Puisi Minggu Ini
KERONCONG SABAH
rembulan bercahya-cahya di celah pasar Sinsuran mungkin sebentar lagi hilang, namun kau masih berdiri, di sudut Pasar Filipina, mendendang malam yang bakal lengang.
Mungkin tiada pernah lagi hujan, kecuali tetes pedihmu yang berurai, dan kita terpaksa berpisahan
o, keroncong Sabah yang digumam sahabat tua di sudut Tang Dynasty, Park Hotel suatu pagi, tembang yang parau karena terpenggal beribu pilu
adakah tali yang bisa memilin masa lalu, keroncong nenek moyang tergurat syair tak berlagu, kecuali merasa bersama, meski jauh mengelana ?
di Jalan Tun Fuad Stephen serasa kuhilang peta, mencarimu tak kunjung kembali padahal sebentar hari sunyi kau hilang di lorong kota, orang-orang menatapku dengan ceruk mata lesu, menanyai kemanakah kukaram kenangan itu?

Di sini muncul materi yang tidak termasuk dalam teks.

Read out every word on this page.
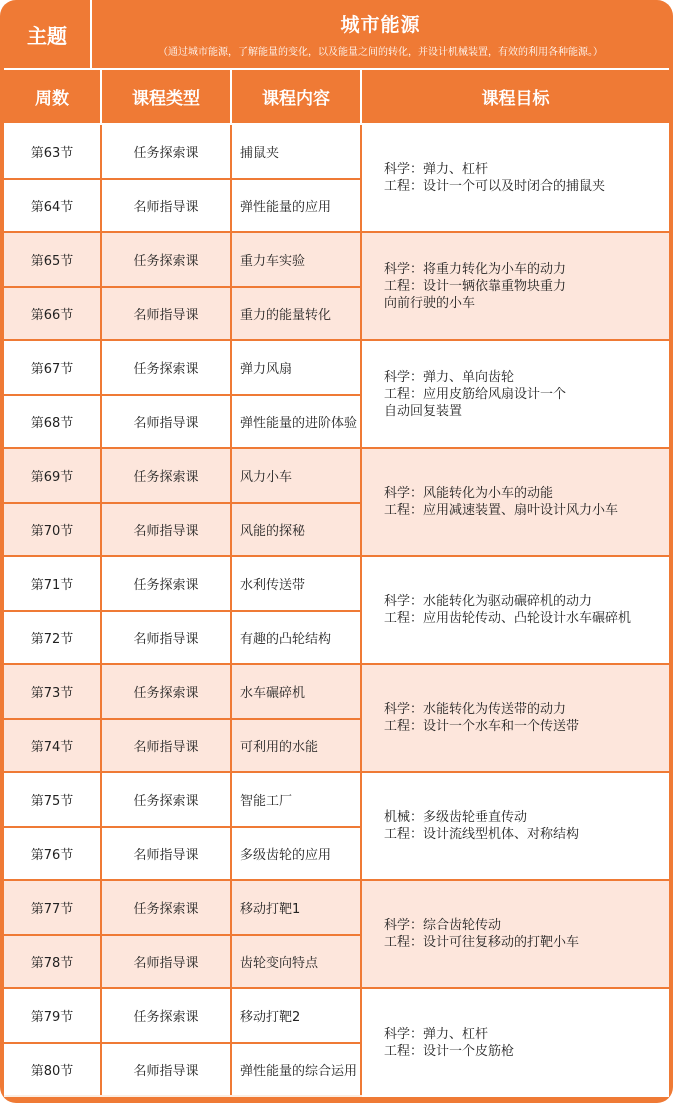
主题	城市能源
（通过城市能源，了解能量的变化，以及能量之间的转化，并设计机械装置，有效的利用各种能源。）
周数	课程类型	课程内容	课程目标
第63节	任务探索课	捕鼠夹
第64节	名师指导课	弹性能量的应用
科学：弹力、杠杆
工程：设计一个可以及时闭合的捕鼠夹
第65节	任务探索课	重力车实验
第66节	名师指导课	重力的能量转化
科学：将重力转化为小车的动力
工程：设计一辆依靠重物块重力
向前行驶的小车
第67节	任务探索课	弹力风扇
第68节	名师指导课	弹性能量的进阶体验
科学：弹力、单向齿轮
工程：应用皮筋给风扇设计一个
自动回复装置
第69节	任务探索课	风力小车
第70节	名师指导课	风能的探秘
科学：风能转化为小车的动能
工程：应用减速装置、扇叶设计风力小车
第71节	任务探索课	水利传送带
第72节	名师指导课	有趣的凸轮结构
科学：水能转化为驱动碾碎机的动力
工程：应用齿轮传动、凸轮设计水车碾碎机
第73节	任务探索课	水车碾碎机
第74节	名师指导课	可利用的水能
科学：水能转化为传送带的动力
工程：设计一个水车和一个传送带
第75节	任务探索课	智能工厂
第76节	名师指导课	多级齿轮的应用
机械：多级齿轮垂直传动
工程：设计流线型机体、对称结构
第77节	任务探索课	移动打靶1
第78节	名师指导课	齿轮变向特点
科学：综合齿轮传动
工程：设计可往复移动的打靶小车
第79节	任务探索课	移动打靶2
第80节	名师指导课	弹性能量的综合运用
科学：弹力、杠杆
工程：设计一个皮筋枪
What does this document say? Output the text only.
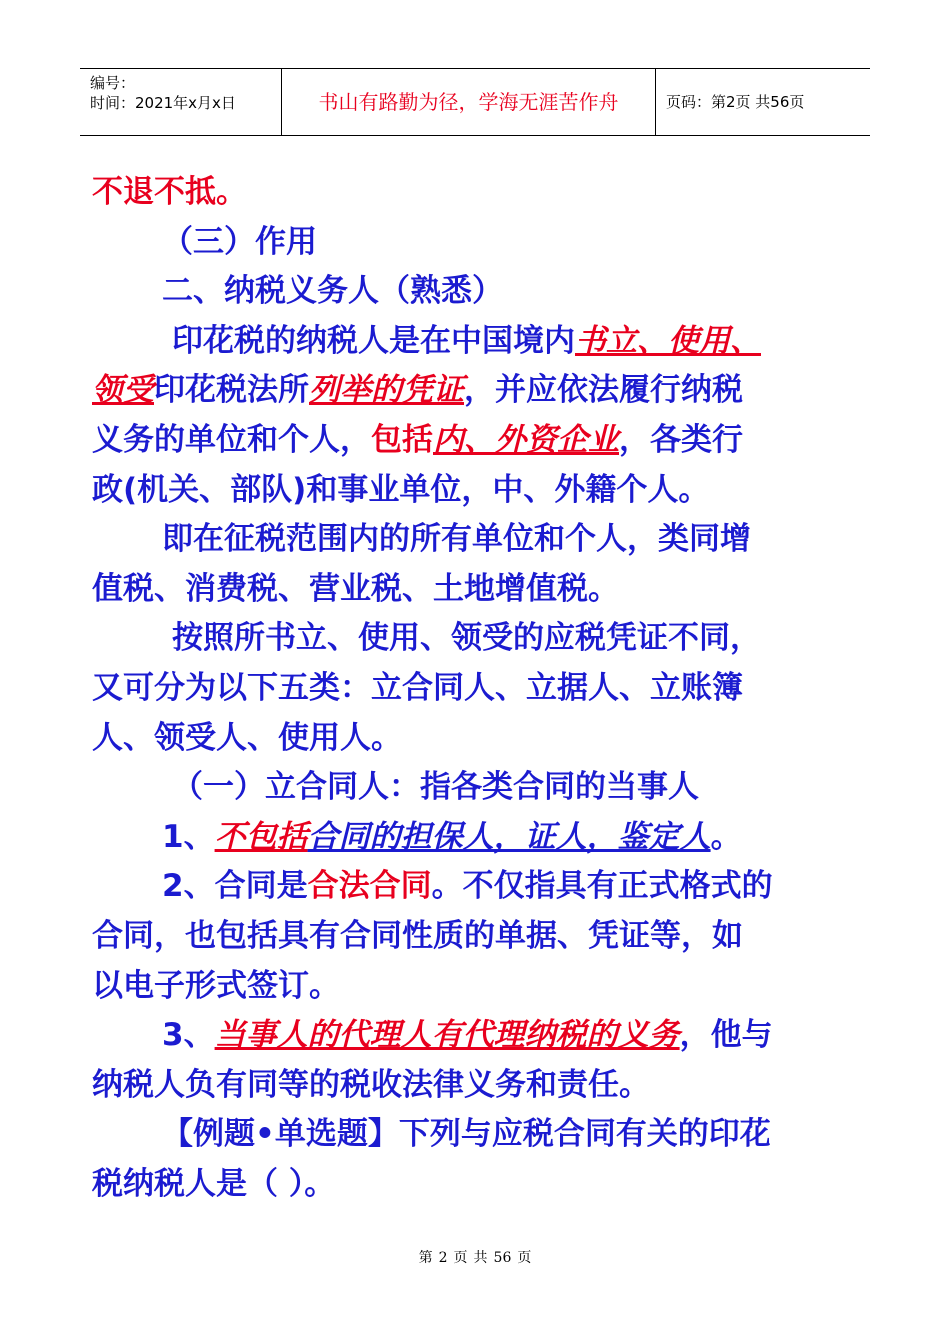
编号：
时间：2021年x月x日	书山有路勤为径，学海无涯苦作舟	页码：第2页 共56页

不退不抵。

（三）作用

二、纳税义务人（熟悉）

印花税的纳税人是在中国境内书立、使用、

领受印花税法所列举的凭证，并应依法履行纳税

义务的单位和个人，包括内、外资企业，各类行

政(机关、部队)和事业单位，中、外籍个人。

即在征税范围内的所有单位和个人，类同增

值税、消费税、营业税、土地增值税。

按照所书立、使用、领受的应税凭证不同，

又可分为以下五类：立合同人、立据人、立账簿

人、领受人、使用人。

（一）立合同人：指各类合同的当事人

1、不包括合同的担保人，证人，鉴定人。

2、合同是合法合同。不仅指具有正式格式的

合同，也包括具有合同性质的单据、凭证等，如

以电子形式签订。

3、当事人的代理人有代理纳税的义务，他与

纳税人负有同等的税收法律义务和责任。

【例题•单选题】下列与应税合同有关的印花

税纳税人是（ ）。

第 2 页 共 56 页
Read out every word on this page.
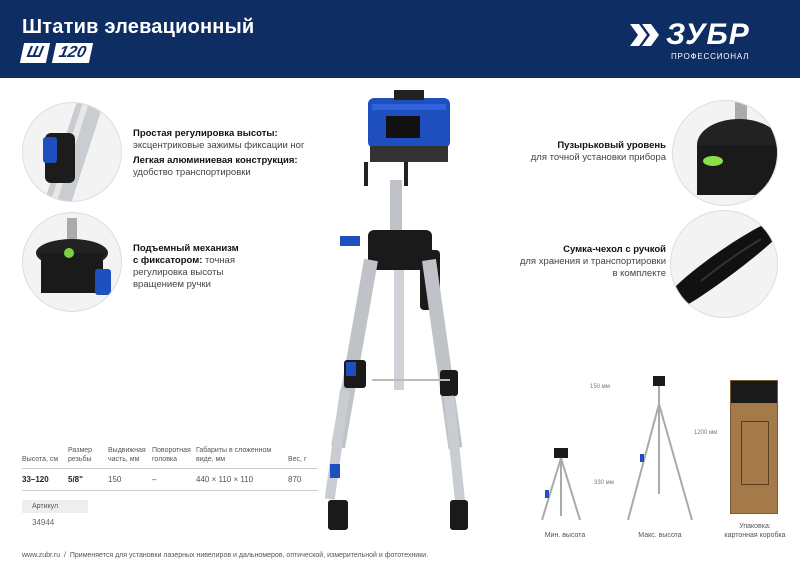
Штатив элевационный
Ш 120
ЗУБР
ПРОФЕССИОНАЛ
Простая регулировка высоты:
эксцентриковые зажимы фиксации ног
Легкая алюминиевая конструкция:
удобство транспортировки
Подъемный механизм
с фиксатором: точная
регулировка высоты
вращением ручки
Пузырьковый уровень
для точной установки прибора
Сумка-чехол с ручкой
для хранения и транспортировки
в комплекте
Высота, см	Размер резьбы	Выдвижная часть, мм	Поворотная головка	Габариты в сложенном виде, мм	Вес, г
33–120	5/8"	150	–	440 × 110 × 110	870
Артикул
34944
330 мм
150 мм
1200 мм
Мин. высота	Макс. высота
Упаковка:
картонная коробка
www.zubr.ru / Применяется для установки лазерных нивелиров и дальномеров, оптической, измерительной и фототехники.
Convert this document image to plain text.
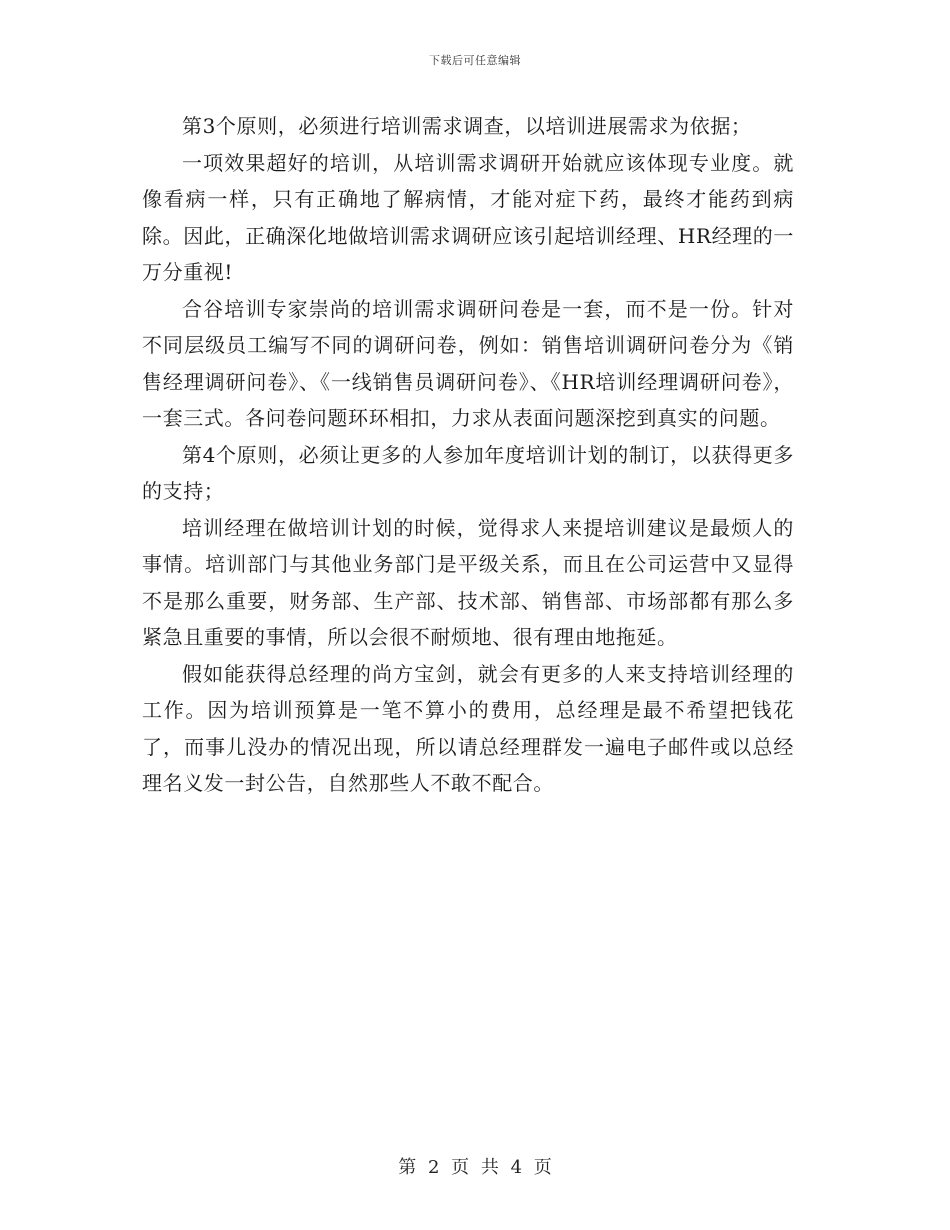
下载后可任意编辑

第3个原则，必须进行培训需求调查，以培训进展需求为依据；

一项效果超好的培训，从培训需求调研开始就应该体现专业度。就像看病一样，只有正确地了解病情，才能对症下药，最终才能药到病除。因此，正确深化地做培训需求调研应该引起培训经理、HR经理的一万分重视!

合谷培训专家崇尚的培训需求调研问卷是一套，而不是一份。针对不同层级员工编写不同的调研问卷，例如：销售培训调研问卷分为《销售经理调研问卷》、《一线销售员调研问卷》、《HR培训经理调研问卷》，一套三式。各问卷问题环环相扣，力求从表面问题深挖到真实的问题。

第4个原则，必须让更多的人参加年度培训计划的制订，以获得更多的支持；

培训经理在做培训计划的时候，觉得求人来提培训建议是最烦人的事情。培训部门与其他业务部门是平级关系，而且在公司运营中又显得不是那么重要，财务部、生产部、技术部、销售部、市场部都有那么多紧急且重要的事情，所以会很不耐烦地、很有理由地拖延。

假如能获得总经理的尚方宝剑，就会有更多的人来支持培训经理的工作。因为培训预算是一笔不算小的费用，总经理是最不希望把钱花了，而事儿没办的情况出现，所以请总经理群发一遍电子邮件或以总经理名义发一封公告，自然那些人不敢不配合。

第 2 页 共 4 页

di Kinabalu kenangan terkubur lumpur bisu
serasa hilang tanda tatkala merapat berpuluh perahu, usai melaut nelayan menepi di pasar besar, o, lagu apa yang kudendang-riang, kecuali keroncong masa silam yang kuyub rindu?
lelaki tua yang memainkan gitar semalaman, mengajakku bernyanyi tanpa kata, lelaki tua dari Brunei hari-harinya penuh syair hingga mata berair
“ini keroncong Sabah, tuan, keroncong indah tak terbantah, hanya tuan - puanlah yang berubah rinai…”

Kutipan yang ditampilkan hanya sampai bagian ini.